Tribal traders call for reopening of Afghan border
PARACHINAR: Pakistani traders have demanded the reopening of an Afghan border point closed last week after a deadly clash between the two sides.
Nazir Ahmed, a representative of traders in Parachinar, said that the closure has badly affected their businesses.
Last Sunday’s clash at the Laka Tega border post left five Pakistani paramilitary soldiers dead.

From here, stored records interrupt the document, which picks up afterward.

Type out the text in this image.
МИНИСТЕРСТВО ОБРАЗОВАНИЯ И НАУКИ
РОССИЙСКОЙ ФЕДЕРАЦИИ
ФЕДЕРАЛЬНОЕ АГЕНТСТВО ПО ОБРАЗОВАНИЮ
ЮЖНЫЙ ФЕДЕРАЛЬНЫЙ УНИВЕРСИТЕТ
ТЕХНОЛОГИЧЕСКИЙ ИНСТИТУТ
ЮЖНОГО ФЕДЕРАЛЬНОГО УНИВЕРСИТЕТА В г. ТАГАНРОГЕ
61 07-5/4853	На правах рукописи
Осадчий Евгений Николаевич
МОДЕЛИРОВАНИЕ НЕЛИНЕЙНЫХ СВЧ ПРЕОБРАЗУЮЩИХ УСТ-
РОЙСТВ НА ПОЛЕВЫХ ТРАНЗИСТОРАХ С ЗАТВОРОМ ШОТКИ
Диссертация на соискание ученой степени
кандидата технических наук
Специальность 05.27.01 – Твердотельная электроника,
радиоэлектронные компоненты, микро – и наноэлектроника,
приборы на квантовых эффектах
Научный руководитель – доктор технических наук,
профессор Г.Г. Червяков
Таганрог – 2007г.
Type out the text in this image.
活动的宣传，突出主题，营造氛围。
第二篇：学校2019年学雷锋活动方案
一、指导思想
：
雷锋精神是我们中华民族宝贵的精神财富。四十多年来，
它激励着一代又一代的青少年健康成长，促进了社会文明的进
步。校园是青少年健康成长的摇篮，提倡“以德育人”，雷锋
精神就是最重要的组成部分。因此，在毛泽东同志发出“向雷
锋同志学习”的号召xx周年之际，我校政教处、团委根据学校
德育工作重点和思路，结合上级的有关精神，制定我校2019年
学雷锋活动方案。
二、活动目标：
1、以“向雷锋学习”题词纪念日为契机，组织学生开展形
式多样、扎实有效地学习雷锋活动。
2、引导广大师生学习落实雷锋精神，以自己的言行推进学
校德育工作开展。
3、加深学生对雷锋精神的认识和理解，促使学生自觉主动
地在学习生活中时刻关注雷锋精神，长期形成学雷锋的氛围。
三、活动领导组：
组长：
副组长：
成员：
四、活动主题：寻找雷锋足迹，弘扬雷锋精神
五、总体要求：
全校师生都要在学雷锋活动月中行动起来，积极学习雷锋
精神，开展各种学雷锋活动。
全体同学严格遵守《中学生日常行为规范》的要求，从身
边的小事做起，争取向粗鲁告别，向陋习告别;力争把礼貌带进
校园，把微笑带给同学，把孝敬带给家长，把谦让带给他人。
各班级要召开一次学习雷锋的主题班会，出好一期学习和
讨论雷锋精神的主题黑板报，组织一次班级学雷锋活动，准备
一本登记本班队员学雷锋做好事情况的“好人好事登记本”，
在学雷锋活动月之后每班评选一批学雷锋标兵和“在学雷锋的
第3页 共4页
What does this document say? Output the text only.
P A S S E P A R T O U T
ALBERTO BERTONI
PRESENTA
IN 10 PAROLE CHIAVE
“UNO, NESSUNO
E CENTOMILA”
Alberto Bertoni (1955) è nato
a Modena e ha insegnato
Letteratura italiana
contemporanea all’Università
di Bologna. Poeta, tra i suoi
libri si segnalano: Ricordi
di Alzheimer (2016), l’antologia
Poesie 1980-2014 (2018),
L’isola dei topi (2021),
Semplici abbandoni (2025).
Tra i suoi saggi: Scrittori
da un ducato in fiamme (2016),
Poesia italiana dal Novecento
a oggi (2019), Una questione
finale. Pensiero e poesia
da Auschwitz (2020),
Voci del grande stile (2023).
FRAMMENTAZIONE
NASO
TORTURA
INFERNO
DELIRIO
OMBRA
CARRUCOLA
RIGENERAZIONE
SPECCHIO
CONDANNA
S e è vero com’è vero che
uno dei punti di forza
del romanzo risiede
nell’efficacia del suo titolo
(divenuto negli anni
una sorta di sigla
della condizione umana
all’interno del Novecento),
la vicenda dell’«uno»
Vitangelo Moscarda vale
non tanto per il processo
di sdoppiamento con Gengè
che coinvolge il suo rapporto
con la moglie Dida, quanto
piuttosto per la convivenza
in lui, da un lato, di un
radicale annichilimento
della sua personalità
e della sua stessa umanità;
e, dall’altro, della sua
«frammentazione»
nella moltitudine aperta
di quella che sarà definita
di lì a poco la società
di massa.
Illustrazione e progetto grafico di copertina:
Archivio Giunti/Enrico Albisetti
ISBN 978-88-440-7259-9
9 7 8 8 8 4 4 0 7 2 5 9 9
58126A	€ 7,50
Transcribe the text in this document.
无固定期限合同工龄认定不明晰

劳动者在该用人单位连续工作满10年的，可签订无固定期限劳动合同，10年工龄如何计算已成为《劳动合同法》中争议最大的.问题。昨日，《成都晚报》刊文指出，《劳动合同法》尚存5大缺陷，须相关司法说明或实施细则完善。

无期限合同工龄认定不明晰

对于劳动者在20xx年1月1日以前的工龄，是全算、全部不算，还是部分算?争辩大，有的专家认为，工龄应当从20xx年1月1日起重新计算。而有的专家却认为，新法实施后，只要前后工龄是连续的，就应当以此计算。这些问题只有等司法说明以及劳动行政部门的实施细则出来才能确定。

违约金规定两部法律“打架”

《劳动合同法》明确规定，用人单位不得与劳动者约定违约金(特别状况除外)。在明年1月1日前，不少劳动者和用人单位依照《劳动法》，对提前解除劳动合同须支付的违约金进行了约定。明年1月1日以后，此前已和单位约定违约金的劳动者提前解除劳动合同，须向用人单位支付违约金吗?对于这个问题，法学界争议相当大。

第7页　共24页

Pakistan’s Foreign Office said earlier this week that the incident was addressed through “diplomatic and military channels.”
But Ahmed says labourers have sat idle for the past week watching their wares spoil as the Khar Lachi border point has remained shut since Sunday.
A security official, who spoke on condition of anonymity because he was not authorised to brief reporters, said the border will only be reopened after the area’s tribes from both sides meet.
DEMANDS
Separately, traders from North Waziristan have called off a week-long protest in Islamabad after the army agreed to compensate them for losses to their businesses owing to an anti-terror operation in the region, an official said.
The association had began the protest last week after an year of unsuccessful talks with the provincial government in North Waziristan, where they already carried out several protests to demand that the government and the Army help them in rebuilding businesses destroyed in an anti-terror campaign, Efe news reported.
“Last night at 11pm, we called off our protest after assurance from the Army,” Zaheen Ullah, president of the Traders Association of North Waziristan, said.
Association representatives had met Major General Asif Ghafoor, Director General of the Inter Services Press Office of the army on Friday night, who had assured them that their demands would be met.
Representatives from the army, local administration and tribal leaders will meet on Sunday to estimate the damages and establish a timeline for the compensations, he added.
The army had launched operation “Zarb-e-azb” in June 2014 against insurgent groups in the province, which included aerial bombings and land strikes. The crackdown displaced around a million people in two years according to official data.
The operation also killed 3,500 people, identified by the Army as “terrorists,” although that was yet to be independently verified.